Investire in educazione affettiva significa anche promuovere una cultura che metta al centro il rispetto reciproco e la libertà individuale. «L’amore non è ciò che toglie, ma ciò che dà: cura, pazienza, accoglienza. È importante insegnarlo sin da giovani, per evitare che pregiudizi e stereotipi si cristallizzino e diventino terreno fertile per la violenza».
La libertà, la scelta più importante
Nonostante tutto il dolore subito, Lucia Annibali ha scelto di non permettere che l’odio altrui definisse la sua vita. «L’odio lo lascio a chi ha fatto scelte sbagliate. Io scelgo di vivere fedele a me stessa, nel modo migliore possibile». Un messaggio che racchiude non solo il suo percorso di guarigione, ma anche la sua filosofia di vita: non restare prigioniera del passato, ma trasformarlo in una spinta verso il futuro.
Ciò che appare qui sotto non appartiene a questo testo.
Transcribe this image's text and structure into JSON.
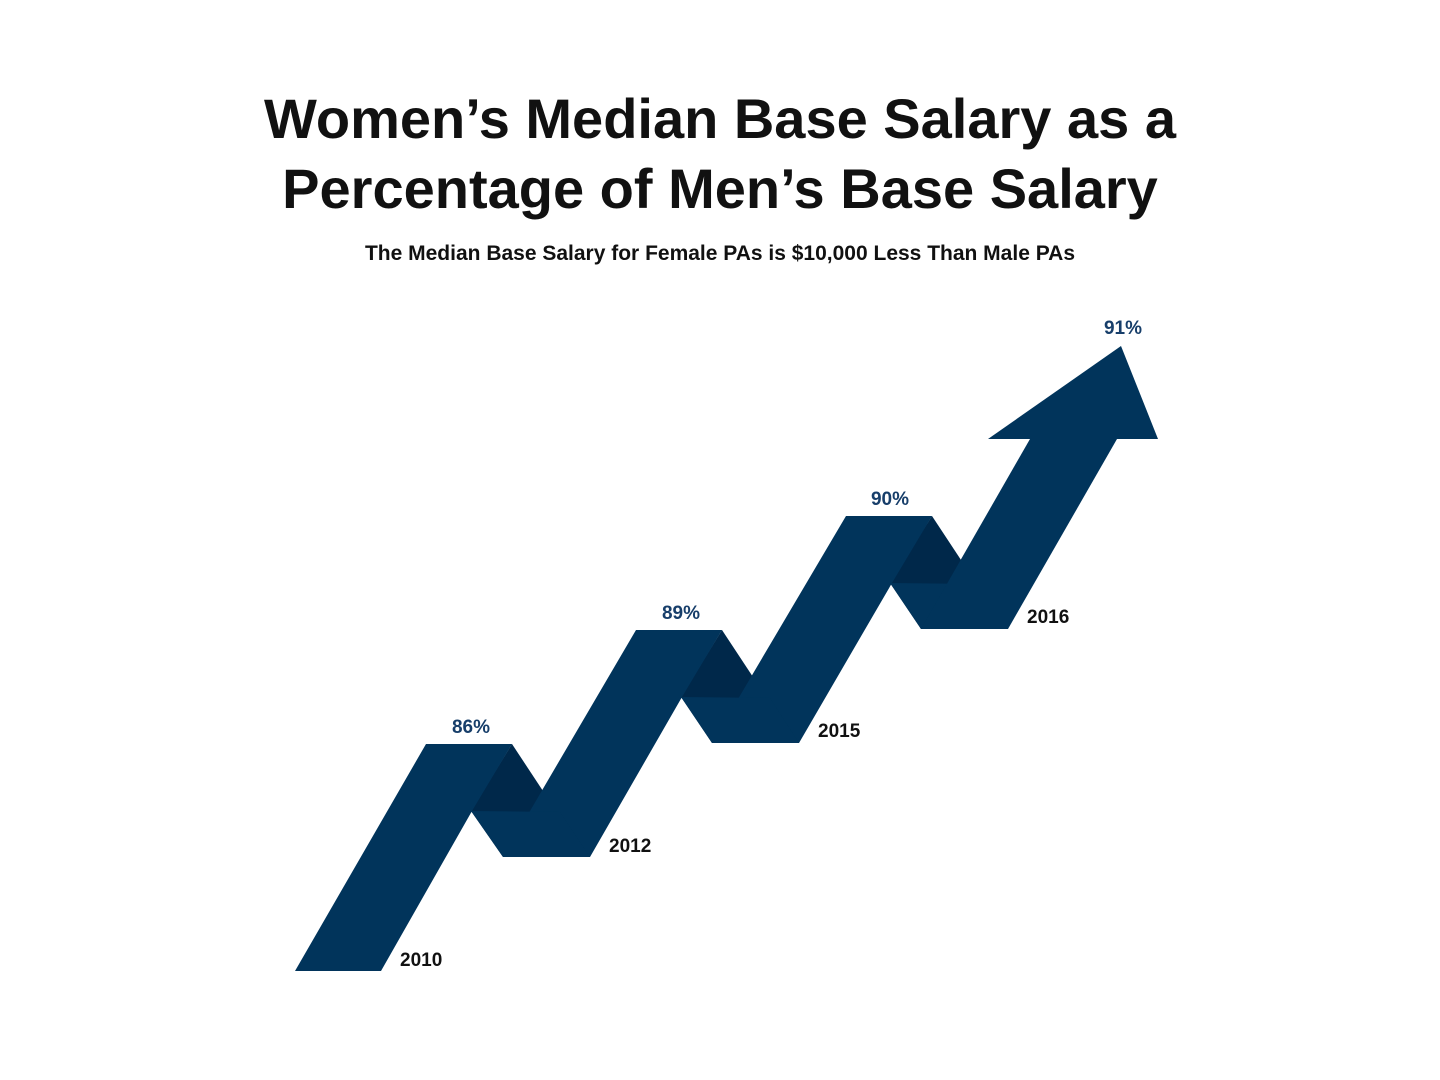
{
  "colors": {
    "ribbon": "#01345b",
    "fold": "#00284a",
    "value_text": "#173e6a",
    "year_text": "#111111"
  },
  "chart_data": {
    "type": "line",
    "title": [
      "Women’s Median Base Salary as a",
      "Percentage of Men’s Base Salary"
    ],
    "subtitle": "The Median Base Salary for Female PAs is $10,000 Less Than Male PAs",
    "categories": [
      "2010",
      "2012",
      "2015",
      "2016"
    ],
    "value_labels": [
      "86%",
      "89%",
      "90%",
      "91%"
    ],
    "series": [
      {
        "values": [
          86,
          89,
          90,
          91
        ]
      }
    ],
    "style": "rising ribbon arrow",
    "grid": false
  }
}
La libertà, per Annibali, è una conquista quotidiana, un esercizio di forza interiore e consapevolezza. «Vivere significa scegliere, e io ho scelto di essere me stessa, senza permettere a nessuno di condizionare il mio cammino. È questa la mia responsabilità più grande: vivere al meglio, nel modo più autentico». Rifiutare l’odio e il rancore, per lei, non è solo un atto di coraggio, ma anche una decisione che le ha restituito il potere di costruire la vita che desidera.